## Imports, and Primary Set-Up

In [1]:
import requests
import json
import pandas as pd
from time import sleep

from sklearn.feature_extraction.text import CountVectorizer, TfidfVectorizer, ENGLISH_STOP_WORDS
from sklearn.linear_model import LogisticRegression
from sklearn.naive_bayes import MultinomialNB
from sklearn.model_selection import GridSearchCV
from sklearn.pipeline import Pipeline
from sklearn.model_selection import train_test_split, cross_val_score
from sklearn.metrics import confusion_matrix, classification_report, accuracy_score
from sklearn.ensemble import RandomForestClassifier

## Testing out the links:

In [2]:
crypto = 'https://api.pushshift.io/reddit/search/submission/?subreddit=CryptoCurrency&size=100'
stock = 'https://api.pushshift.io/reddit/search/submission/?subreddit=StockMarket&size=100'

res_crypto = requests.get(crypto)
sleep(1)
res_stock = requests.get(stock)

In [3]:
# making sure both urls are fine
print(res_crypto.status_code)
print(res_stock.status_code)

200
200


In [4]:
# getting the dictionaries
crypto_dict = res_crypto.json()
stock_dict = res_stock.json()

In [5]:
# examining the dictionaries:
print(crypto_dict.keys())
print(stock_dict.keys())

dict_keys(['data'])
dict_keys(['data'])


In [6]:
## Exploring the dictionaries: 
crypto_dict['data'][0]
crypto_dict['data'][0].keys()
len(crypto_dict['data'])

100

In [7]:
crypto_dict['data'][5]['selftext']


''

In [17]:
stock_dict['data'][5]['selftext']

''

## Features and Target Variables

Posts (data) are in crypto_dict['data'][i]['selftext], and target variable (class) is crypto_dict['data'][i]['subreddit']

In [8]:
crypto_data = []
crypto_target = []
for i,_ in enumerate(crypto_dict['data']):
    if crypto_dict['data'][i]['selftext'] !='':
        crypto_data.append(crypto_dict['data'][i]['selftext'])
        crypto_target.append(crypto_dict['data'][i]['subreddit'])
crypto = pd.DataFrame(zip(crypto_data, crypto_target), columns = ['post', 'topic'])

In [10]:
stock_data = []
stock_target = []
for i,_ in enumerate(stock_dict['data']):
    if stock_dict['data'][i]['selftext']!='':
        stock_data.append(stock_dict['data'][i]['selftext'])
        stock_target.append(stock_dict['data'][i]['subreddit'])
stock = pd.DataFrame(zip(stock_data, stock_target), columns = ['post','topic'])

In [11]:
#merging the two dataframes together: 
df = pd.concat([crypto, stock], axis = 0, sort = False)
df.shape

(112, 2)

In [12]:
# more cleaning, dropping rows with '[removed]' posts 
removed_posts_indices = df.loc[df['post']=='[removed]', :].index
df.drop(removed_posts_indices, inplace = True)

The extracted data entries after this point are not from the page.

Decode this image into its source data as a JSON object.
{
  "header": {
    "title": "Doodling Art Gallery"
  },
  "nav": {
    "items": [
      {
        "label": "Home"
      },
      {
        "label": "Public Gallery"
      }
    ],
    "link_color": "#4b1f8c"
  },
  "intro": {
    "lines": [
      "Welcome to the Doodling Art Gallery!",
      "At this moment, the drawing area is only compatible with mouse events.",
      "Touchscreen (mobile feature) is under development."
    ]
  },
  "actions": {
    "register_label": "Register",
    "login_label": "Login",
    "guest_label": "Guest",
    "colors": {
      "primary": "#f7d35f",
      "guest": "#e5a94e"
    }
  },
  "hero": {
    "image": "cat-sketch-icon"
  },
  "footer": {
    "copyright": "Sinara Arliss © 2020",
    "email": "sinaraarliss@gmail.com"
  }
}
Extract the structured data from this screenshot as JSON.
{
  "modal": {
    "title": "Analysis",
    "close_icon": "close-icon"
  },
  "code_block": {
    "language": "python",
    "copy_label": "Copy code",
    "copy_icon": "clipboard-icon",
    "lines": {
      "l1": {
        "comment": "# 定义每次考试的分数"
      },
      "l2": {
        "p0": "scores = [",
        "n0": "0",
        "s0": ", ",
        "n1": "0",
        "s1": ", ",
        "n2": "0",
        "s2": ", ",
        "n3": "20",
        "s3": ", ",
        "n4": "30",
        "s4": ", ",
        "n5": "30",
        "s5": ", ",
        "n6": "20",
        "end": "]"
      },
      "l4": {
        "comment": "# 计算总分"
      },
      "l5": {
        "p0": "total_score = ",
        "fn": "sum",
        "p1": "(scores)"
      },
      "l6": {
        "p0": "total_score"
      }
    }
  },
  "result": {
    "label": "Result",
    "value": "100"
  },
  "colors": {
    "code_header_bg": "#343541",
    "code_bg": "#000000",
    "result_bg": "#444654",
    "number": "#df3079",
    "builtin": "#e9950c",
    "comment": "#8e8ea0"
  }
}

### Collecting a 100 posts from 60 days ago till now, in reverse order:

In [13]:
base_url_cook = 'https://api.pushshift.io/reddit/search/submission/?subreddit=CryptoCurrency&size=100&before={}d'
urls_cook = [base_url_cook.format(i) for i in range(60,-1,-1)] # generate the urls
# the first -1 is the stopping point, coz range is exclusive to the endpoint. 
# the second -1 is to go in reverse on the range.
base_url_nut = 'https://api.pushshift.io/reddit/search/submission/?subreddit=StockMarket&size=100&before={}d'
urls_nut = [base_url_nut.format(i) for i in range(60,-1,-1)]

In [14]:
pages_crypto = []
for u in urls_cook:
    sleep(1)
    pages_crypto.append(requests.get(u).json()['data'])

In [15]:
pages_stock = []
for u in urls_nut:
    sleep(1)
    pages_stock.append(requests.get(u).json()['data'])

In [18]:
crypto_data = []
stock_data = []
crypto_target = []
stock_target = []

for p in pages_crypto: 
    for post in p:
        if post['selftext']!='':
            crypto_data.append(post['selftext'])
            crypto_target.append(post['subreddit'])

KeyError: 'selftext'

In [19]:
for p in pages_stock:
    count2 = 0
    for post in p:
        try: #because one post doesn't have a 'selftext'. nut_data stops at 116. therefore I need try/except
            if post['selftext']!='':
                stock_data.append(post['selftext'])
                stock_target.append(post['subreddit'])
        except: 
            stock_data.append('[removed]') # i want to add what I want to drop later on. some posts have '[removed]' in them
            stock_target.append('nutrition')